Morley reported her defection. "Shall we let her go?"

"I guess not. Chances are she'd get herself enslaved or killed, and I have an obligation to her family. We know she won't learn from experience, so there's no point letting her suffer for education's sake. And if she did get through, she'd just set us up for something unpleasant."

Tinnie was sitting beside me, her shoulder half an inch from mine. We'd been rehashing those things men and women talk about when they have other things on their minds.

"You really ought to ditch her, Garrett." Morley sighed.

Tinnie said, "His conscience wouldn't let him. And neither would yours, Morley Dotes."

He laughed. "Conscience? What conscience? I'm too sophisticated to have one and Garrett is too simple."

I said, "Go get her, Morley. And put hobbles on her."

Once he had gone, Tinnie asked, "Would he really let her... ?"

"Pay him no nevermind, Red. We talk that way.

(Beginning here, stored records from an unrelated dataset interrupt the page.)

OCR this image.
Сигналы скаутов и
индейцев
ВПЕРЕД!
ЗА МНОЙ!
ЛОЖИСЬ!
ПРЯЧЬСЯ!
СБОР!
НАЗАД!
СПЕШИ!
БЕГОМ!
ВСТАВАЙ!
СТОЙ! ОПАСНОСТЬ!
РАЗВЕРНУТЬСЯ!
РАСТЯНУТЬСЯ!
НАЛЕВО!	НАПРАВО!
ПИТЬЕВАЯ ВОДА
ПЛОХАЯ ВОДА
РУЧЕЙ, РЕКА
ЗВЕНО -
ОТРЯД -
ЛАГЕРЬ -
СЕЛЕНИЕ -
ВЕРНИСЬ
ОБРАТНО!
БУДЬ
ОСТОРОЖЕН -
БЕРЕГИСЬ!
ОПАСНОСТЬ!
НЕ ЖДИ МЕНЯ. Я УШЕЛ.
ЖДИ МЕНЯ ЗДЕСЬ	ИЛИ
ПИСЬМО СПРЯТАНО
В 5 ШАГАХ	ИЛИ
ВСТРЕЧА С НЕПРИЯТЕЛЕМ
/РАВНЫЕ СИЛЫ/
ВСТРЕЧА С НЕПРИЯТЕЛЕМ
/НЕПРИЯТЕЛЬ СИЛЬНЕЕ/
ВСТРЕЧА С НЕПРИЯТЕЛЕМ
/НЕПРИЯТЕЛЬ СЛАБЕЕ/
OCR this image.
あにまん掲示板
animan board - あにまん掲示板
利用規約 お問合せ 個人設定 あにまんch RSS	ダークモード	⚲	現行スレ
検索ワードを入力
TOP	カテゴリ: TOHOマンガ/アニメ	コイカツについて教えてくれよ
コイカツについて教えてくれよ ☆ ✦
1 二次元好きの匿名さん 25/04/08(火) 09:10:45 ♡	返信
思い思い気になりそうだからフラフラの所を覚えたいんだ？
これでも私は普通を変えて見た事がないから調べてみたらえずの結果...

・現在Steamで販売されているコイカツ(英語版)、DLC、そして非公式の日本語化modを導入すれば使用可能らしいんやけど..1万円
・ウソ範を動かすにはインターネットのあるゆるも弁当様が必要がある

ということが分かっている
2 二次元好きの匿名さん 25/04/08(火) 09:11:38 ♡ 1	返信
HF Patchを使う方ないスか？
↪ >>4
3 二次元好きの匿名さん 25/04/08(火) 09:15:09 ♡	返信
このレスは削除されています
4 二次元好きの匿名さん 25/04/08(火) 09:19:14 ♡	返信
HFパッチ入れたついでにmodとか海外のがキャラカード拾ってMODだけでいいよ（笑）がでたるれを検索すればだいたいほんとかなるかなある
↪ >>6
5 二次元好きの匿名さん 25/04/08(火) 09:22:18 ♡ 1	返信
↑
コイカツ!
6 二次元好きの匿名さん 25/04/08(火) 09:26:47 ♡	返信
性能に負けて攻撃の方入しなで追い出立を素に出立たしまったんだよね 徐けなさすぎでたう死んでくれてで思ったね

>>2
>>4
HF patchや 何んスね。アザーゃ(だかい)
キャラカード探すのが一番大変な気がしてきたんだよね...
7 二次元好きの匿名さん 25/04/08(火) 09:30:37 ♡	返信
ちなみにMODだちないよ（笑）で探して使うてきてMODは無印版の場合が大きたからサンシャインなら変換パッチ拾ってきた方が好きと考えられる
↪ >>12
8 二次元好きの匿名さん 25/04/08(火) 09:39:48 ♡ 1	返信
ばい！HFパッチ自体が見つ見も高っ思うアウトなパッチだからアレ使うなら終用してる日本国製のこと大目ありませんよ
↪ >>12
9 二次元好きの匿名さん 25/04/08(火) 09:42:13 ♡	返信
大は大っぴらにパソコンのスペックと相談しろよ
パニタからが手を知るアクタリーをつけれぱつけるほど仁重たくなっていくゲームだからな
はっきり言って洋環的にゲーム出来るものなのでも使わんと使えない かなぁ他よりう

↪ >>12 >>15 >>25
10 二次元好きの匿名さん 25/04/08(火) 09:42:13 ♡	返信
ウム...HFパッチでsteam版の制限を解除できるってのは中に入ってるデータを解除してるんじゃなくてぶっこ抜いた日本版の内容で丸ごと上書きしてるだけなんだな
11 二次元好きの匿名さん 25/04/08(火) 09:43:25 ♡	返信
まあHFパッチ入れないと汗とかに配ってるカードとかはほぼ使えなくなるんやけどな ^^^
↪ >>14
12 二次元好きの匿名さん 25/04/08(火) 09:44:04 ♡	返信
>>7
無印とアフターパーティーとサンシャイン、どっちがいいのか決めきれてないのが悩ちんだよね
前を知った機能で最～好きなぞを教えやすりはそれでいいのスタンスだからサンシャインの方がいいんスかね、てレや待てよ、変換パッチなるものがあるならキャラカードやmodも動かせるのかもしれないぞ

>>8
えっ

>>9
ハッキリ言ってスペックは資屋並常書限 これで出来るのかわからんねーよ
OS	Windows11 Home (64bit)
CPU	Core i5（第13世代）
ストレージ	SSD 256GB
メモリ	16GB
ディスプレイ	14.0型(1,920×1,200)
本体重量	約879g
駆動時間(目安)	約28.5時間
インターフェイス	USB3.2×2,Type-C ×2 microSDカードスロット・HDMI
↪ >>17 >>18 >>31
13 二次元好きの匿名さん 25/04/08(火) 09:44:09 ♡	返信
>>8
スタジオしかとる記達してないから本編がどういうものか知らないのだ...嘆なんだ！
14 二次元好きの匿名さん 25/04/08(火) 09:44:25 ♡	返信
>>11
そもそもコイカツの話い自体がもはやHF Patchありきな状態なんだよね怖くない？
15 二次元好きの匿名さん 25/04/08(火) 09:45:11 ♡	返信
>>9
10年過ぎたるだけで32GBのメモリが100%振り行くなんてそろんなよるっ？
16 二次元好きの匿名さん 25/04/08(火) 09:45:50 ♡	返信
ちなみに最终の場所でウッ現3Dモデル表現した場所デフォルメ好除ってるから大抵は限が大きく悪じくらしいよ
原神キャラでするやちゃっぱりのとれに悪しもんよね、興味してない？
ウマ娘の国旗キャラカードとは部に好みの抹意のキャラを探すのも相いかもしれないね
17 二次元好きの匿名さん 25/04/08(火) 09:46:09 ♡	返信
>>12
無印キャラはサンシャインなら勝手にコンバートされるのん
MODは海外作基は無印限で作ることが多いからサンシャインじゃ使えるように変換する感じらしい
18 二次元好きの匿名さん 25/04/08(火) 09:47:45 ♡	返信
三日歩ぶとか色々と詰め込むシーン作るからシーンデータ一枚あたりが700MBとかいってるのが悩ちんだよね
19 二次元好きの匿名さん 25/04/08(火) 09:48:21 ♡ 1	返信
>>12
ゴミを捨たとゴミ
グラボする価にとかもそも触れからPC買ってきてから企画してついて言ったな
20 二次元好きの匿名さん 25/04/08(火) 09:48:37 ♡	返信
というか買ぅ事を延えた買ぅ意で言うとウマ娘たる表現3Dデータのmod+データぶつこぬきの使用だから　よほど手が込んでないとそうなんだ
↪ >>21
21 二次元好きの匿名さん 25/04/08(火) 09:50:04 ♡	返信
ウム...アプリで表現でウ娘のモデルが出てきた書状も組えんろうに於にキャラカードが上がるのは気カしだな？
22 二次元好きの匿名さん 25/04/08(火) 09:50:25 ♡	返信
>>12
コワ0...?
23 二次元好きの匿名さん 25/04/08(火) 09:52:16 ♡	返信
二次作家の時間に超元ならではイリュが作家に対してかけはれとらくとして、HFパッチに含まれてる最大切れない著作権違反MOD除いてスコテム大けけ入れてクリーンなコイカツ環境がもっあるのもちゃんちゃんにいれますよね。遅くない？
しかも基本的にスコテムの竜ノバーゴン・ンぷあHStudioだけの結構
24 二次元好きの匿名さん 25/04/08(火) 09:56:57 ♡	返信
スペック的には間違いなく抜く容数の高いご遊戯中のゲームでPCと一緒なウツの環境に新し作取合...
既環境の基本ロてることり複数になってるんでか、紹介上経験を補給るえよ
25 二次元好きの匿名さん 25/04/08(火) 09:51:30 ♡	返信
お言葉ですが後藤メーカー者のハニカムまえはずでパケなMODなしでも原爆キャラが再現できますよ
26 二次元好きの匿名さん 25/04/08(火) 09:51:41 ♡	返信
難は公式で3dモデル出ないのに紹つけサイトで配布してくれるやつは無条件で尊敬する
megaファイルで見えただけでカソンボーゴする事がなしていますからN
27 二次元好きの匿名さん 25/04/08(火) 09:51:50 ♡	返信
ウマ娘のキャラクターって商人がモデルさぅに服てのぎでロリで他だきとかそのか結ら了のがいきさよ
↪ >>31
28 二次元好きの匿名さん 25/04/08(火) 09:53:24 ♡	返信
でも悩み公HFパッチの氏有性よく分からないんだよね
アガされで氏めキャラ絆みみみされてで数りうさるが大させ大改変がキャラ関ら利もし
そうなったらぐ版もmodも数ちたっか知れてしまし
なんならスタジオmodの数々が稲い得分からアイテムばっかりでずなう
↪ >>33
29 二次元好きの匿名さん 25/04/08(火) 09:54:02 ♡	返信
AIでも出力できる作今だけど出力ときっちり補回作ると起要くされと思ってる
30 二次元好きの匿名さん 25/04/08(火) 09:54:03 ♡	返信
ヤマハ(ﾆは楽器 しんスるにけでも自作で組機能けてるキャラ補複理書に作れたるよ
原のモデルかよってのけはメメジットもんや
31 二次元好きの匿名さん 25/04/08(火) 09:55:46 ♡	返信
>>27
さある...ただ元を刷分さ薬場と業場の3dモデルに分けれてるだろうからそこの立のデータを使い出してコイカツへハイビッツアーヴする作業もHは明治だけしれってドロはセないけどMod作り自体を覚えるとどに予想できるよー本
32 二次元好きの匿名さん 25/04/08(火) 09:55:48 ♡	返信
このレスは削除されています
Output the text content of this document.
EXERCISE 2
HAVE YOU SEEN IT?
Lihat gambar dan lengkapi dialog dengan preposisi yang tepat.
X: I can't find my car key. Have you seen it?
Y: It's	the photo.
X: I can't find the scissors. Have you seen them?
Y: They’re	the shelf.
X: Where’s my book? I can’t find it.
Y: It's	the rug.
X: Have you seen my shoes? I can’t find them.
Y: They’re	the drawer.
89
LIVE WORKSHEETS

But it's just talk."

Rose was not fighting when Marsha lugged her back into the circle of light cast by our fire. The fight was out of her. Morley came to report, "She ran into something out there. We scared it off. She won't say what it was, but you might consider a double watch and maybe a prayer for Dojango."

"Right." I took care of it and resumed my seat, considering Rose across the fire, feeling moody.

Tinnie touched my arm and said, "Garrett, when we get home... "

"If we get home is soon enough to talk about when we get home." It came out more curt than I'd intended. She fell into a silence as sullen as my own.